Oops! seems like you are the owner of the blog. I thought that you are just a visitor like me :P

-Behi

dave shields

No time to list Jikes? Eclipse?

Danese Cooper

Where would you like Jikes to be listed? Sorry, but I'm not sure I think Eclipse has anything to do with the open sourcing of Java.

dave shields

1998 Dec IBM releases the Jikes source-to-bytecode compiler as its first open-source project

Danese Cooper

Thanks Dave for giving me a citation for Jikes.

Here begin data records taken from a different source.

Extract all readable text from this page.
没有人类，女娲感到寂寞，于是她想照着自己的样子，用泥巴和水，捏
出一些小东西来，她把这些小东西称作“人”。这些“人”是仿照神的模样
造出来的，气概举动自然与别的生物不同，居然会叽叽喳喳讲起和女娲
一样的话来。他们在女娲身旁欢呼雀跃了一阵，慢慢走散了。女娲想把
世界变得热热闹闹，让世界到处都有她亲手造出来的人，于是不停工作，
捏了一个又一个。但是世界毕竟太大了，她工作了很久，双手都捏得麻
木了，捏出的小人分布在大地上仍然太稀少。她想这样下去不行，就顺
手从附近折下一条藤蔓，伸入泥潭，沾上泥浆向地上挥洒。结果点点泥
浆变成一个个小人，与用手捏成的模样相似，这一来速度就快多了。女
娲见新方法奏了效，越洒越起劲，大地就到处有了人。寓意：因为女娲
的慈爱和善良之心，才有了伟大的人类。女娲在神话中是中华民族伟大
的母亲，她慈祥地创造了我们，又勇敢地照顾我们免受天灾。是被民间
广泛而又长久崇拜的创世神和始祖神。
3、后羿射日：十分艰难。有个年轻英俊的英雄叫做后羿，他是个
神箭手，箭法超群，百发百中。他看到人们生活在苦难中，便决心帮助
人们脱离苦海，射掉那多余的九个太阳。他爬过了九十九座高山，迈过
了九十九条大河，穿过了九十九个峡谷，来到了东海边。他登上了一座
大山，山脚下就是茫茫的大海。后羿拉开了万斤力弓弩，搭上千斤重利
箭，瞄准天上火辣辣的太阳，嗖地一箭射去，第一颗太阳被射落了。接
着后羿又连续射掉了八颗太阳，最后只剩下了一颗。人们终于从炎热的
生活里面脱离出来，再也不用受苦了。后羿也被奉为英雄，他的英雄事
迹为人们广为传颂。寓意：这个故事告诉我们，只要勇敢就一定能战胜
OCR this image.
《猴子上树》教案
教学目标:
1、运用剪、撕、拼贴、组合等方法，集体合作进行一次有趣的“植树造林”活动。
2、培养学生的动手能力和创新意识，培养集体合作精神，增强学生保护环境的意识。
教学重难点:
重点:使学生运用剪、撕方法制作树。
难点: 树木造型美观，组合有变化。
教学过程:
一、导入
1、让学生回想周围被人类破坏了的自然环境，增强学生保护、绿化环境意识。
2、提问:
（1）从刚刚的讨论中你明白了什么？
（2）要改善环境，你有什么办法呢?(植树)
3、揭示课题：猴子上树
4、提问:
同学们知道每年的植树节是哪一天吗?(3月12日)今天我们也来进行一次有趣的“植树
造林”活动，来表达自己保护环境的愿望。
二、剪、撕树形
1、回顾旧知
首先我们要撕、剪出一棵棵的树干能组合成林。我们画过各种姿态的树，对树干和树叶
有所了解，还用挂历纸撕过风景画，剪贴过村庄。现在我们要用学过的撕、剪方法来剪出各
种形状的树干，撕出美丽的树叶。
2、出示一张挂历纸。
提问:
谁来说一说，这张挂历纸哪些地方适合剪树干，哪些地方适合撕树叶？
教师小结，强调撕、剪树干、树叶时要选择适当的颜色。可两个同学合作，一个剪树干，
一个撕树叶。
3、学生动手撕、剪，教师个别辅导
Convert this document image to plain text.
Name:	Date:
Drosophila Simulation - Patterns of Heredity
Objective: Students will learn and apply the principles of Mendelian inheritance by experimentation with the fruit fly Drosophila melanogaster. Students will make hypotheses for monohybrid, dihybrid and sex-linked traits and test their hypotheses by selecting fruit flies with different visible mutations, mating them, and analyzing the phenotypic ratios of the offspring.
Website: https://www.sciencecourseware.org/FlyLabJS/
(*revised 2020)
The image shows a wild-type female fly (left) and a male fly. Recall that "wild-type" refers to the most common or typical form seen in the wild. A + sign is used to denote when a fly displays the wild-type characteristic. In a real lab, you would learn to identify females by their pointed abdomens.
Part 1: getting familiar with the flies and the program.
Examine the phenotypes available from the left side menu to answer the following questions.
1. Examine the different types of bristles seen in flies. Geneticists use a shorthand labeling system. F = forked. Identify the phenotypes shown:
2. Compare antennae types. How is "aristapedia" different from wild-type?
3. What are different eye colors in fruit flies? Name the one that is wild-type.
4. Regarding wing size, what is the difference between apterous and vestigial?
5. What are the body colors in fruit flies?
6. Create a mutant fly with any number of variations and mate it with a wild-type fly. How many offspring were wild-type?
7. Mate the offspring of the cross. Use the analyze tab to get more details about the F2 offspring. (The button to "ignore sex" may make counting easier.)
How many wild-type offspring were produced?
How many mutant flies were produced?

Sorry it took so long for me to post it (read above for reasons).

manchundt88

We use that on our site.
http://www.lookcut.com

http://www.aboutus.org/ultra-herbal.org

http://www.aboutus.org/ultra-herbal.org

http://adalat.ultra-herbal.org/pressure

http://adalat.ultra-herbal.org/pressure

honda-radio

Thx! :)

John Gilmore

Mike Tiemann of the 1st free software company Cygnus strongly advocated to Sun to use the GPL for Java, before Java was ever announced (it was Oak then). Mike was a former Sun employee (on the Spring project), well known to Sun executives, and Cygnus was a Sun contractor for projects like the UltraSPARC GCC port. Sun went back and forth on the issue, and eventually decided to use the license that would succeed in punishing Microsoft for their strategy of embracing and smashing compatibility. Once that was handled, hey, no reason NOT to GPL it any more. (Mike is now at Red Hat and can probably provide more details.)